Below is a parent-and-children layout to present the result meaningfully: the parent shows both queries (BEGIN…END), and the two children show each job detail.

Parent: BEGIN...END block showing both queries executed

Parent: Execution overview of BEGIN...END block (two queries).

Child 1: Job info for partition dates query

Child 1: Job information for partition dates query.

Child 2: Job info for pruned partitions data query

Child 2: Job information for pruned partitions data query.

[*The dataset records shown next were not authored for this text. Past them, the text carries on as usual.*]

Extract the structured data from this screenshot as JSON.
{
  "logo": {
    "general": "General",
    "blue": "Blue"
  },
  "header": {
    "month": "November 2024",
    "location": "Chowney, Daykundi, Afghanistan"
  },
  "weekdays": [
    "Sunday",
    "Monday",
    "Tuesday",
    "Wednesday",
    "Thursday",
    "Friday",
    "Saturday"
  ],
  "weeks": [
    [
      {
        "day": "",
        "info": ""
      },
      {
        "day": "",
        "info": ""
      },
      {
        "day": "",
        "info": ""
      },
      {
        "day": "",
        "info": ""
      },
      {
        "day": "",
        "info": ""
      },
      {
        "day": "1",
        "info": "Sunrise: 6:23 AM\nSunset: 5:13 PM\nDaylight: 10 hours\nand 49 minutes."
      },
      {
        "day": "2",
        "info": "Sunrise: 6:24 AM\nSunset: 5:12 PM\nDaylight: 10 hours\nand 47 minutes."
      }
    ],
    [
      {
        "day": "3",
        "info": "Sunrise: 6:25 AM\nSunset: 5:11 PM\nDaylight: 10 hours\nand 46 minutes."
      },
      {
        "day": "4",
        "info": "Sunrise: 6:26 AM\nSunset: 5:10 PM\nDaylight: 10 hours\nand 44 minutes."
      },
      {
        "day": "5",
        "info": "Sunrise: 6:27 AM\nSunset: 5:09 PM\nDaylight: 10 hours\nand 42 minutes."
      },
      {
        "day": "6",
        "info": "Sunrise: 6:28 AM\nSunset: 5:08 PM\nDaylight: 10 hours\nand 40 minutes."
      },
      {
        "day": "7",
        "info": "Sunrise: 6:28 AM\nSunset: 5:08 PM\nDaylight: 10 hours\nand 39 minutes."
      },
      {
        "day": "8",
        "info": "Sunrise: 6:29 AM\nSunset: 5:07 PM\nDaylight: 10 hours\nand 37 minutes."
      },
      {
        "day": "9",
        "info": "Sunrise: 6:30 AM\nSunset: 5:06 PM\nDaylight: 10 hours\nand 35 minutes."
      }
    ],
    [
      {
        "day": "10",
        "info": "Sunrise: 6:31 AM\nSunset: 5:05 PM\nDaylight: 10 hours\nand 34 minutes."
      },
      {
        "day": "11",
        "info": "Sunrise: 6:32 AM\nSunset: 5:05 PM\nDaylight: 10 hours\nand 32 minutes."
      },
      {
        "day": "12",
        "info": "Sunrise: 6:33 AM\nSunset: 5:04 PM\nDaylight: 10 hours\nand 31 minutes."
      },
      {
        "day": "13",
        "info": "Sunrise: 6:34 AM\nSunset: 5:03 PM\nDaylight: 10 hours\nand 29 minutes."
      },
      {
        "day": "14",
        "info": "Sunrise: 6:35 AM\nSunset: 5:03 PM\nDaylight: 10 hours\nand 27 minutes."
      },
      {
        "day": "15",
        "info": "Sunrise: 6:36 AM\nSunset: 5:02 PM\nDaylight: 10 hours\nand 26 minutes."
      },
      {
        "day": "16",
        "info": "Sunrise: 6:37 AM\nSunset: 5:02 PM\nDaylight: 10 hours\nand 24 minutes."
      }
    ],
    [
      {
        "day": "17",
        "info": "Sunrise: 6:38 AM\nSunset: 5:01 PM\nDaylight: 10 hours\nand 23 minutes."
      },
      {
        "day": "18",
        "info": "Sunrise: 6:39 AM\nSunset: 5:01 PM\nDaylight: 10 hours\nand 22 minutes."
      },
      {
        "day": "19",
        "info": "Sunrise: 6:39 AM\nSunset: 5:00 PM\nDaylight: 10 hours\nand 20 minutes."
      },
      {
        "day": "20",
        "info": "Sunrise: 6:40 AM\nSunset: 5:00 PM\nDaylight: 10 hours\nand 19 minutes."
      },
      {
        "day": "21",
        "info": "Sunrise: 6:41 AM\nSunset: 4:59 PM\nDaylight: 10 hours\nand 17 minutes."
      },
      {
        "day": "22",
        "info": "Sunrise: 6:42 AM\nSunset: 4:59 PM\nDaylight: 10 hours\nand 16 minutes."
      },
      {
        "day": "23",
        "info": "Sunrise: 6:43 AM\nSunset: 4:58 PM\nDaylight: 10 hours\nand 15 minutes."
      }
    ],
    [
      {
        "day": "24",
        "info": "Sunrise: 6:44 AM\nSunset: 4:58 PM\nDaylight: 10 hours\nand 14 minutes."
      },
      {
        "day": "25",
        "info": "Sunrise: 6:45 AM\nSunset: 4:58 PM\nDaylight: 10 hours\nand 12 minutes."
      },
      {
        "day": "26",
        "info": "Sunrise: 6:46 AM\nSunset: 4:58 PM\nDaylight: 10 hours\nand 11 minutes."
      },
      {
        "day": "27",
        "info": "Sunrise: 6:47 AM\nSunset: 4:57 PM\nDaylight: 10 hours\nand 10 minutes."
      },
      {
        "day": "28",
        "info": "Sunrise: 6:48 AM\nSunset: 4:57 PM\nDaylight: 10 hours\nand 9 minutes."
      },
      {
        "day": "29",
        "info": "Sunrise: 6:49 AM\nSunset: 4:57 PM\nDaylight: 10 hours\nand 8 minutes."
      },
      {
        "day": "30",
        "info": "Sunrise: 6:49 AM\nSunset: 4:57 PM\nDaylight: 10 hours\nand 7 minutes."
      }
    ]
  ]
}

🔍 Verify Only 10 Partitions Were Scanned

✔️ To confirm that partition pruning is working correctly, you can query the INFORMATION_SCHEMA.PARTITIONS table to calculate the total billable bytes for the 10 most recent partitions:

 1
 2
 3
 4
 5
 6
 7
 8
 9
10
11
12
13
14
15
select *, 
 round((sum(total_billable_bytes) over(order by partition_id rows between unbounded preceding and unbounded following))/(1024*1024)) || ' MB' as total_billable_bytes_sum
 from (
    SELECT table_schema, 
      table_name, 
      partition_id, 
      total_rows,
      total_logical_bytes,
      total_billable_bytes
    FROM `xxxxxxxxxxx.lab_dataset.INFORMATION_SCHEMA.PARTITIONS`
    WHERE TABLE_NAME = 'lcl_data' 
      AND PARTITION_ID != '__NULL__'
    ORDER BY PARSE_DATE('%Y%m%d', PARTITION_ID) DESC
    limit 10)
ORDER BY PARSE_DATE('%Y%m%d', PARTITION_ID) DESC

✅ Expected Result: The total_billable_bytes_sum column should be around ~124 MB (not 9.37 GB!)

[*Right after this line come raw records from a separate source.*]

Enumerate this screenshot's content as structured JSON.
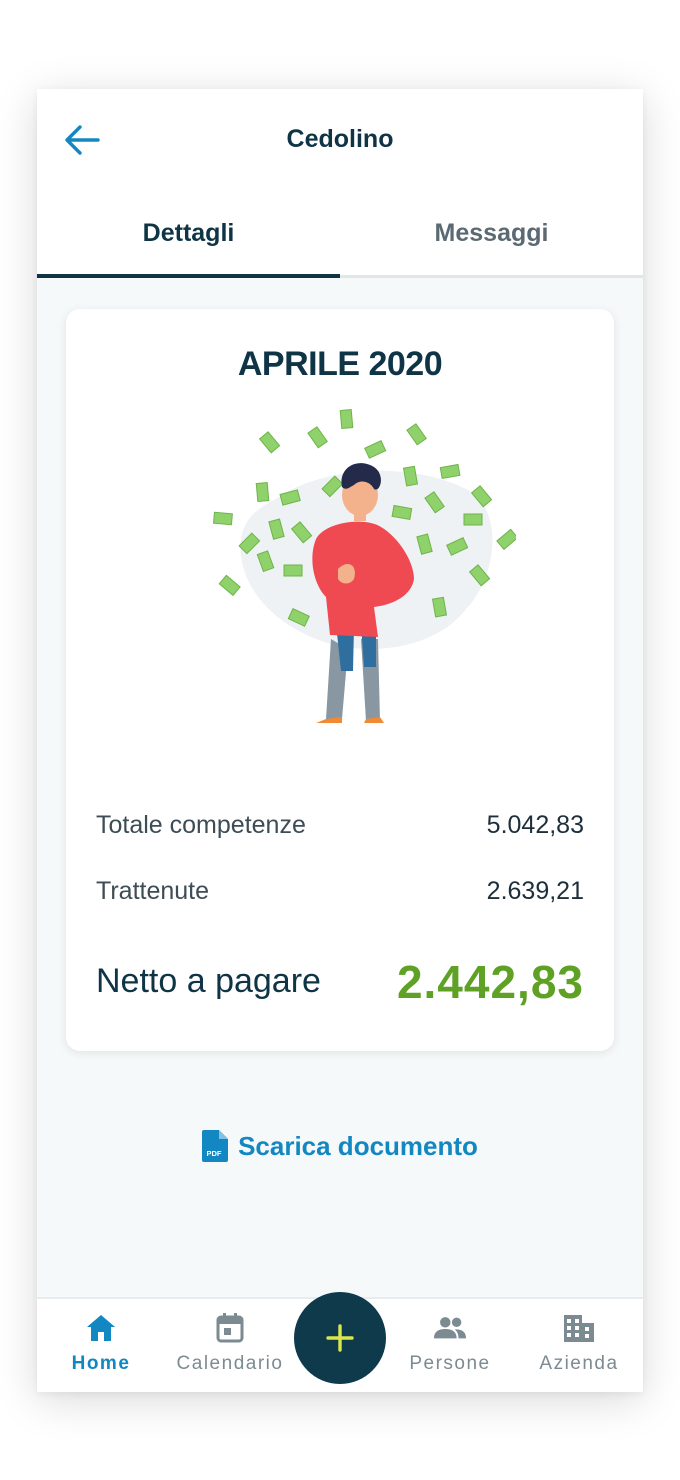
{
  "header": {
    "title": "Cedolino",
    "back_icon": "arrow-left-icon"
  },
  "tabs": [
    {
      "label": "Dettagli",
      "active": true
    },
    {
      "label": "Messaggi",
      "active": false
    }
  ],
  "payslip": {
    "month": "APRILE 2020",
    "rows": [
      {
        "label": "Totale competenze",
        "value": "5.042,83"
      },
      {
        "label": "Trattenute",
        "value": "2.639,21"
      }
    ],
    "net": {
      "label": "Netto a pagare",
      "value": "2.442,83"
    }
  },
  "download": {
    "label": "Scarica documento",
    "icon": "pdf-file-icon",
    "icon_text": "PDF"
  },
  "bottom_nav": {
    "items": [
      {
        "label": "Home",
        "icon": "home-icon",
        "active": true
      },
      {
        "label": "Calendario",
        "icon": "calendar-icon",
        "active": false
      },
      {
        "label": "Persone",
        "icon": "people-icon",
        "active": false
      },
      {
        "label": "Azienda",
        "icon": "building-icon",
        "active": false
      }
    ],
    "fab_icon": "plus-icon"
  },
  "colors": {
    "primary_dark": "#0e3446",
    "accent_blue": "#1387c1",
    "net_green": "#5ea124",
    "fab_plus": "#d8e84a"
  }
}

💰 The Financial Impact: A Stunning Difference

🚀 This single optimization can dramatically reduce your BigQuery costs. By eliminating the subquery and using a SQL variable, you ensure BigQuery only scans the partitions you actually need.

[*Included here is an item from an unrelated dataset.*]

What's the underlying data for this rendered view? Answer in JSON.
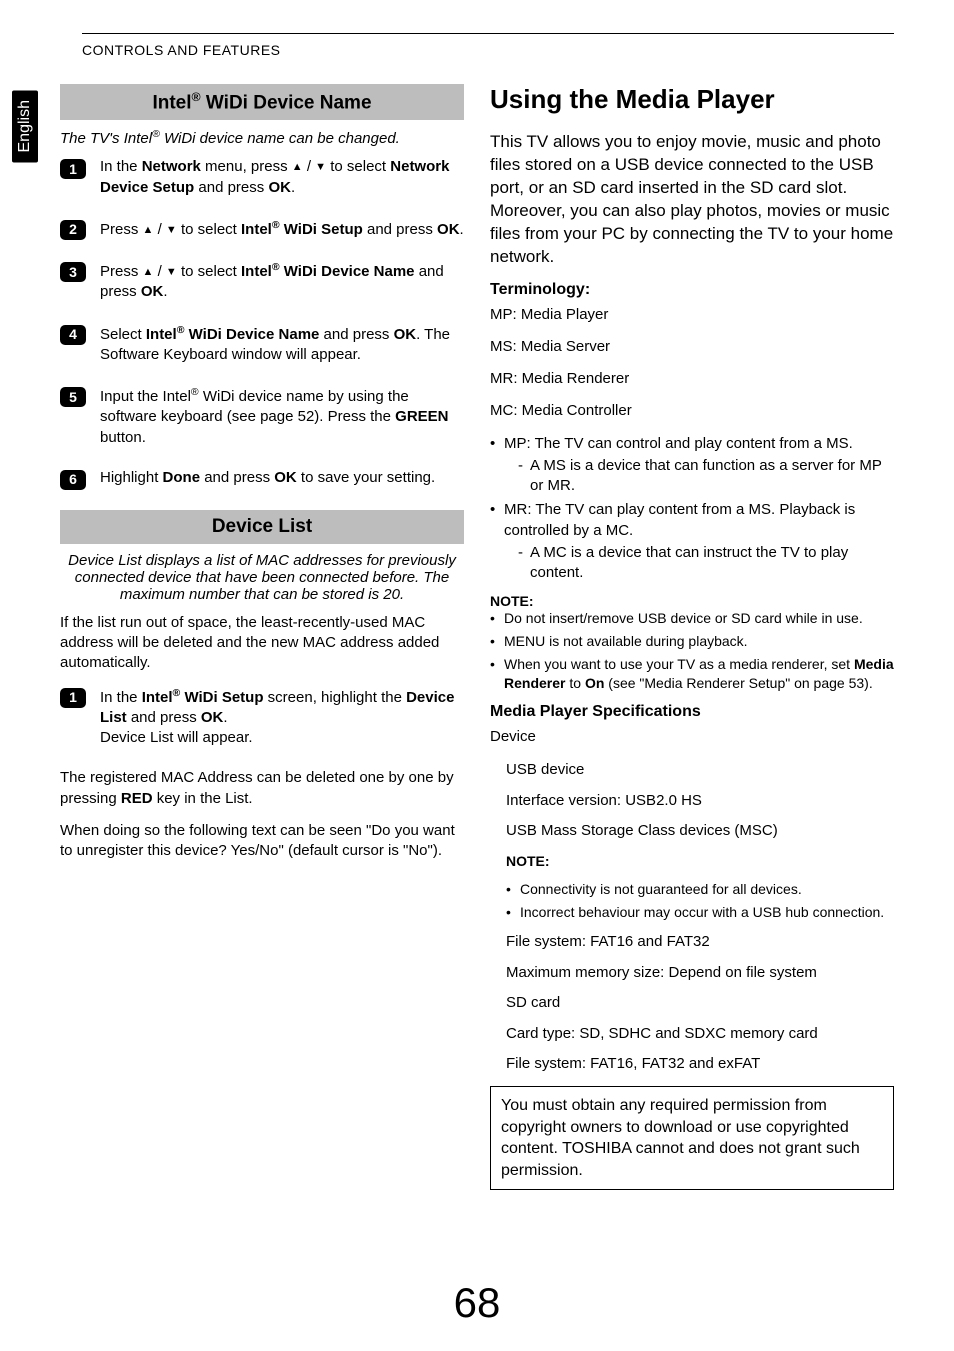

📊 The table below compares the resource consumption before and after implementing this fix, revealing the substantial impact on both performance and cost:

Metric	❌ Subquery Approach	✅ SQL Variable Approach
Bytes Billed	`9.37 GB`	`~134 (10 + 124) MB`
Partition Pruning	❌ NO (All partitions scanned)	✅ YES (Only 10 partitions scanned)
Cost Savings	Baseline	Over 98%

🎯 Conclusion

📌 Key Takeaway: Using subqueries in the WHERE clause to determine partition values can disable BigQuery’s partition pruning, leading to inefficient queries that scan the entire table.

✨ The Fix: By separating the partition discovery step from the main data query and using SQL variables or query parameters, you can enable partition pruning effectively.

🏆 The Impact: This approach results in significant performance improvements and cost savings (often 90%+) when querying large partitioned tables in BigQuery.